One of the easiest railway lines to reopen for passengers is the Ashington-Blyth-Tyne link in the North East. The track was retained for freight trains after the 15-mile line to Benton Junction’s closure in 1964. Earlier this year the government kicked off the restoration with a £34 million grant to Northumberland County Council, and it is hoped a half-hourly service to Newcastle will commence in 2023.
The Campaign for Better Transport’s political adviser Norman Baker, who as a Liberal Democrat MP in the 2010-2015 coalition government was transport minister responsible for railways, believes the public mood is in favour of expanding the UK rail network. “One reason is that it enables people without a car to get around. Secondly, there’s an understanding and acceptance that rail travel is greener because it emits far fewer carbon emissions than road transport and reduces congestion.”
He concedes that some opportunities for reopening lines pushed for by campaigners have been lost because the trackbed has been built on in places, creating prohibitive property issues. But quite a few make sense, he says, and existing freight-only lines are a good place to start since in most cases they carried passengers in the past. “There are many other lines where the track might have been lifted but the route has been maintained, so we need to regrow the network.”
And it is regrowing, albeit at a slower rate than campaigners would like. The 35-mile Borders Railway from Edinburgh to Tweedbank was opened in 2015, using a closed line that once ran from the Scottish capital to Carlisle, and in its first month of operation trains carried over 125,000 passengers, nearly one-fifth of the predicted annual usage. The unexpected success led to packed trains and passengers unable to board at some stations.
Also in Scotland, the 13 mile-Alloa to Stirling railway has been restored by using a branch line that once served a coal-fired power station. It was such a success when it reopened that the length of time passengers spent queueing to buy a ticket was actually longer than the journey time.
Yet more encouragement for restoration campaigns comes from the 15.5 mile Dartmoor Line in Devon, which later this year will reopen for scheduled passenger services between Exeter and Okehampton for the first time since 1972, and the 19-mile Newport-Ebbw Vale line in South Wales, part of a £210 million scheme by the Welsh government to get people to use public transport.
Baker believes that crusades to restore lines are not motivated by railway nostalgia but need.

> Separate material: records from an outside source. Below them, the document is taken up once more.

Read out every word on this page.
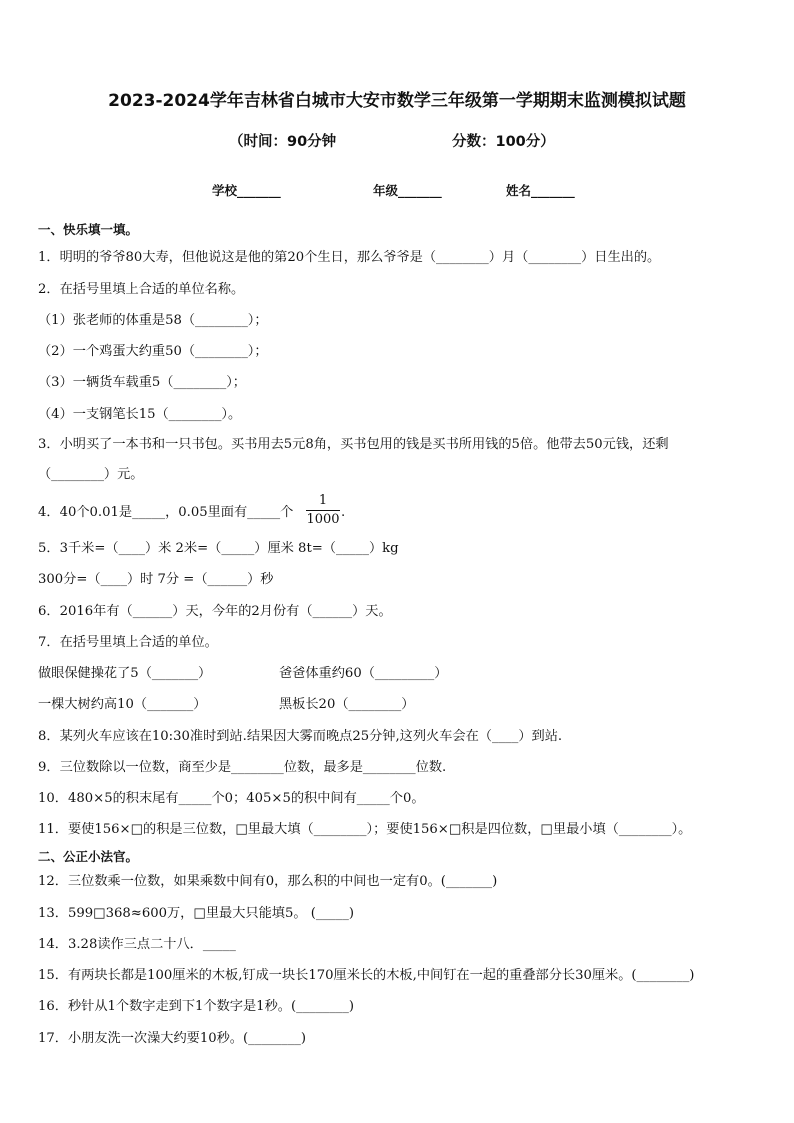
2023-2024学年吉林省白城市大安市数学三年级第一学期期末监测模拟试题
（时间：90分钟	分数：100分）
学校_______	年级_______	姓名_______
一、快乐填一填。
1．明明的爷爷80大寿，但他说这是他的第20个生日，那么爷爷是（________）月（________）日生出的。
2．在括号里填上合适的单位名称。
（1）张老师的体重是58（________）；
（2）一个鸡蛋大约重50（________）；
（3）一辆货车载重5（________）；
（4）一支钢笔长15（________）。
3．小明买了一本书和一只书包。买书用去5元8角，买书包用的钱是买书所用钱的5倍。他带去50元钱，还剩
（________）元。
4．40个0.01是_____，0.05里面有_____个
1
1000 .
5．3千米=（____）米 2米=（_____）厘米 8t=（_____）kg
300分=（____）时 7分 =（______）秒
6．2016年有（______）天，今年的2月份有（______）天。
7．在括号里填上合适的单位。
做眼保健操花了5（_______）	爸爸体重约60（_________）
一棵大树约高10（_______）	黑板长20（________）
8．某列火车应该在10:30准时到站.结果因大雾而晚点25分钟,这列火车会在（____）到站.
9．三位数除以一位数，商至少是________位数，最多是________位数.
10．480×5的积末尾有_____个0；405×5的积中间有_____个0。
11．要使156×□的积是三位数，□里最大填（________）；要使156×□积是四位数，□里最小填（________）。
二、公正小法官。
12．三位数乘一位数，如果乘数中间有0，那么积的中间也一定有0。(_______)
13．599□368≈600万，□里最大只能填5。 (_____)
14．3.28读作三点二十八．_____
15．有两块长都是100厘米的木板,钉成一块长170厘米长的木板,中间钉在一起的重叠部分长30厘米。(________)
16．秒针从1个数字走到下1个数字是1秒。(________)
17．小朋友洗一次澡大约要10秒。(________)
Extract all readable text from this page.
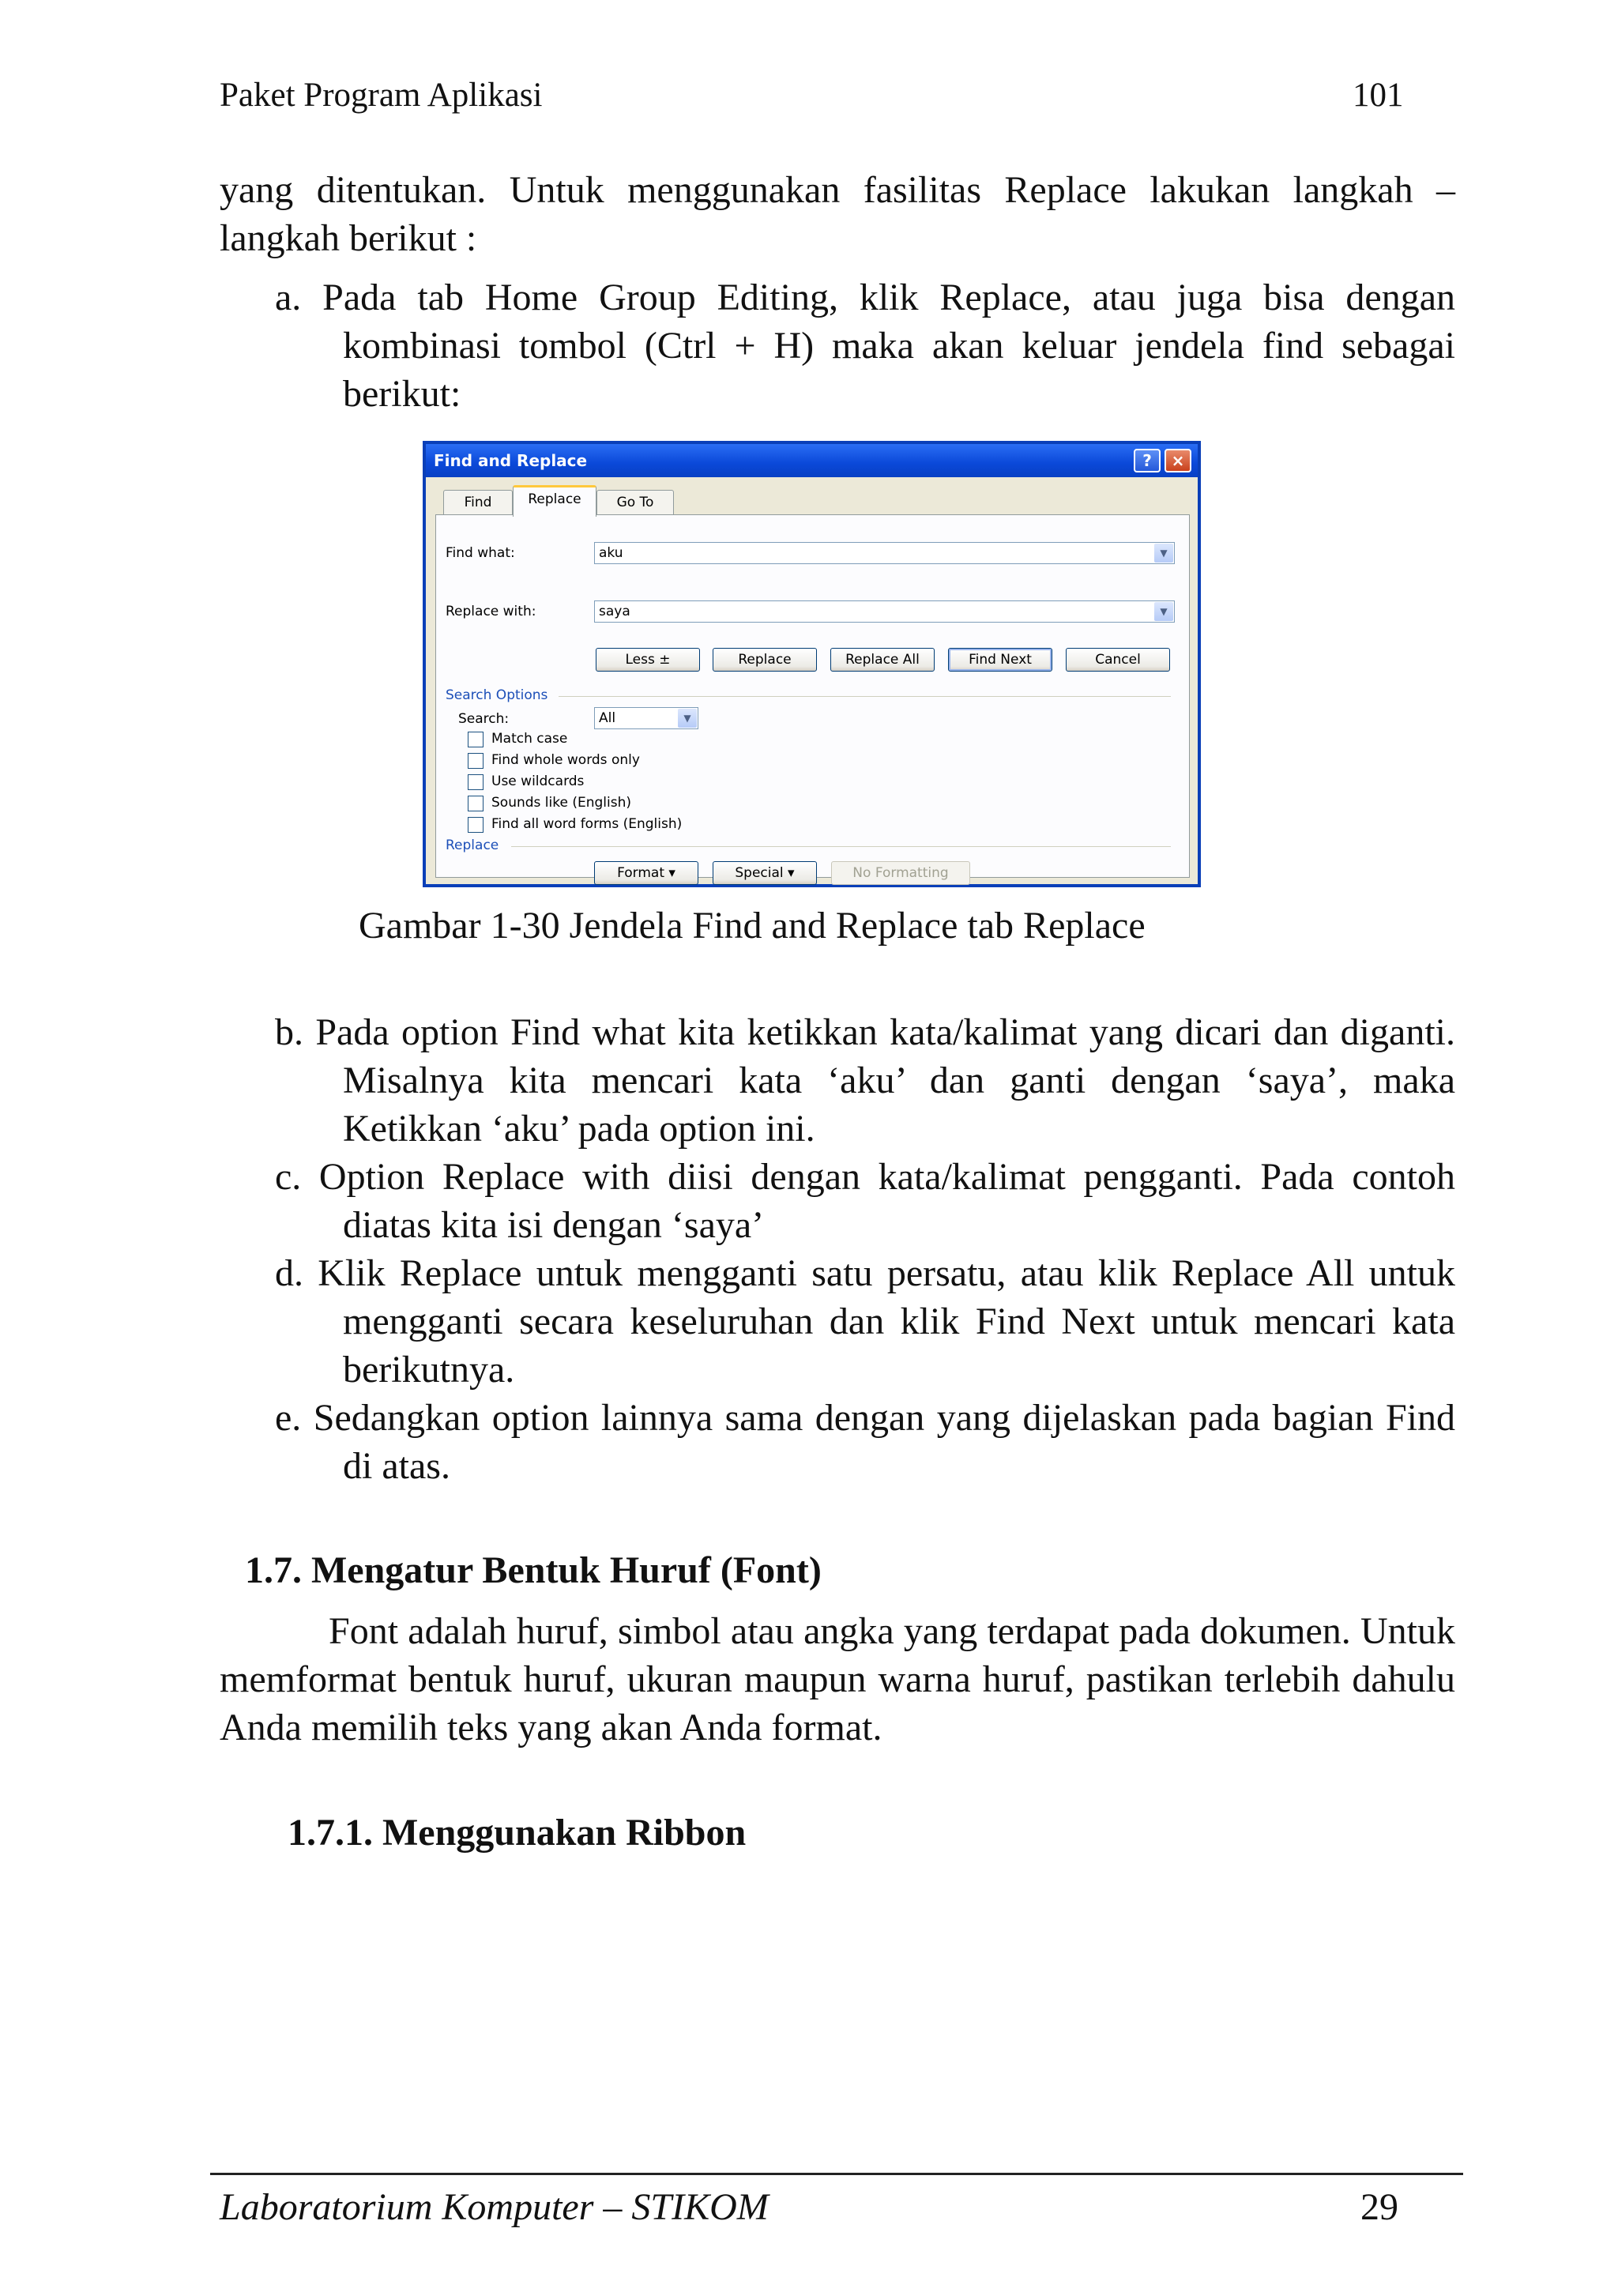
Paket Program Aplikasi	101

yang ditentukan. Untuk menggunakan fasilitas Replace lakukan langkah – langkah berikut :

a. Pada tab Home Group Editing, klik Replace, atau juga bisa dengan kombinasi tombol (Ctrl + H) maka akan keluar jendela find sebagai berikut:

Find and Replace	?	×
Find	Replace	Go To
Find what:	aku	▼
Replace with:	saya	▼
Less ±	Replace	Replace All	Find Next	Cancel
Search Options
Search:	All	▼
Match case
Find whole words only
Use wildcards
Sounds like (English)
Find all word forms (English)
Replace
Format ▾	Special ▾	No Formatting
Gambar 1-30 Jendela Find and Replace tab Replace

b. Pada option Find what kita ketikkan kata/kalimat yang dicari dan diganti. Misalnya kita mencari kata ‘aku’ dan ganti dengan ‘saya’, maka Ketikkan ‘aku’ pada option ini.

c. Option Replace with diisi dengan kata/kalimat pengganti. Pada contoh diatas kita isi dengan ‘saya’

d. Klik Replace untuk mengganti satu persatu, atau klik Replace All untuk mengganti secara keseluruhan dan klik Find Next untuk mencari kata berikutnya.

e. Sedangkan option lainnya sama dengan yang dijelaskan pada bagian Find di atas.

1.7. Mengatur Bentuk Huruf (Font)

Font adalah huruf, simbol atau angka yang terdapat pada dokumen. Untuk memformat bentuk huruf, ukuran maupun warna huruf, pastikan terlebih dahulu Anda memilih teks yang akan Anda format.

1.7.1. Menggunakan Ribbon
Laboratorium Komputer – STIKOM	29
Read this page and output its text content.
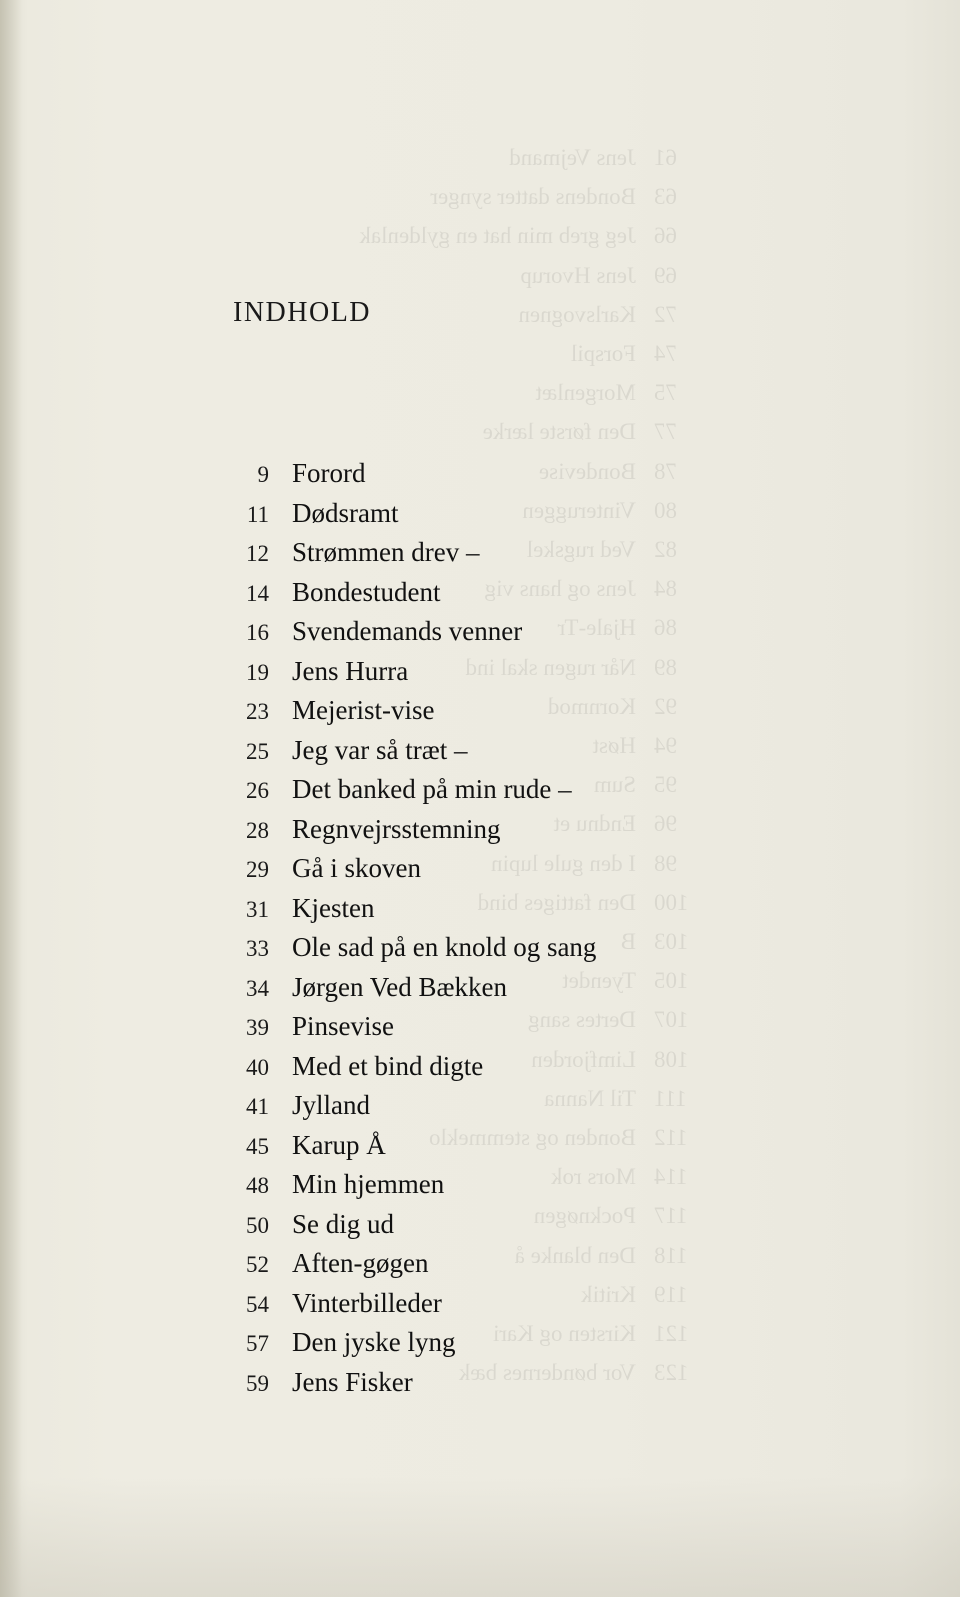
61
Jens Vejmand
63
Bondens datter synger
66
Jeg greb min hat en gyldenlak
69
Jens Hvorup
72
Karlsvognen
74
Forspil
75
Morgenlæt
77
Den første lærke
78
Bondevise
80
Vinteruggen
82
Ved rugskel
84
Jens og hans vig
86
Hjale-Tr
89
Når rugen skal ind
92
Kornmod
94
Høst
95
Sum
96
Endnu et
98
I den gule lupin
100
Den fattiges bind
103
B
105
Tyendet
107
Dertes sang
108
Limfjorden
111
Til Nanna
112
Bonden og stemmeklo
114
Mors rok
117
Pocknøgen
118
Den blanke å
119
Kritik
121
Kirsten og Kari
123
Vor bøndernes bæk
INDHOLD
9 Forord
11 Dødsramt
12 Strømmen drev –
14 Bondestudent
16 Svendemands venner
19 Jens Hurra
23 Mejerist-vise
25 Jeg var så træt –
26 Det banked på min rude –
28 Regnvejrsstemning
29 Gå i skoven
31 Kjesten
33 Ole sad på en knold og sang
34 Jørgen Ved Bækken
39 Pinsevise
40 Med et bind digte
41 Jylland
45 Karup Å
48 Min hjemmen
50 Se dig ud
52 Aften-gøgen
54 Vinterbilleder
57 Den jyske lyng
59 Jens Fisker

And he suspects that there is more demand from the public for revived rail links than official government figures suggest. “Part of the problem,” he says, “is that the Department of Transport has continually underestimated the potential passenger numbers.”
Back on the Buxton-Matlock line Chaytow has no doubt of the railway’s appeal. “If you add up the catchment areas of North West England, Sheffield and the East Midlands then that 13-mile stretch of track could touch the day-to-day lives of nine million people.”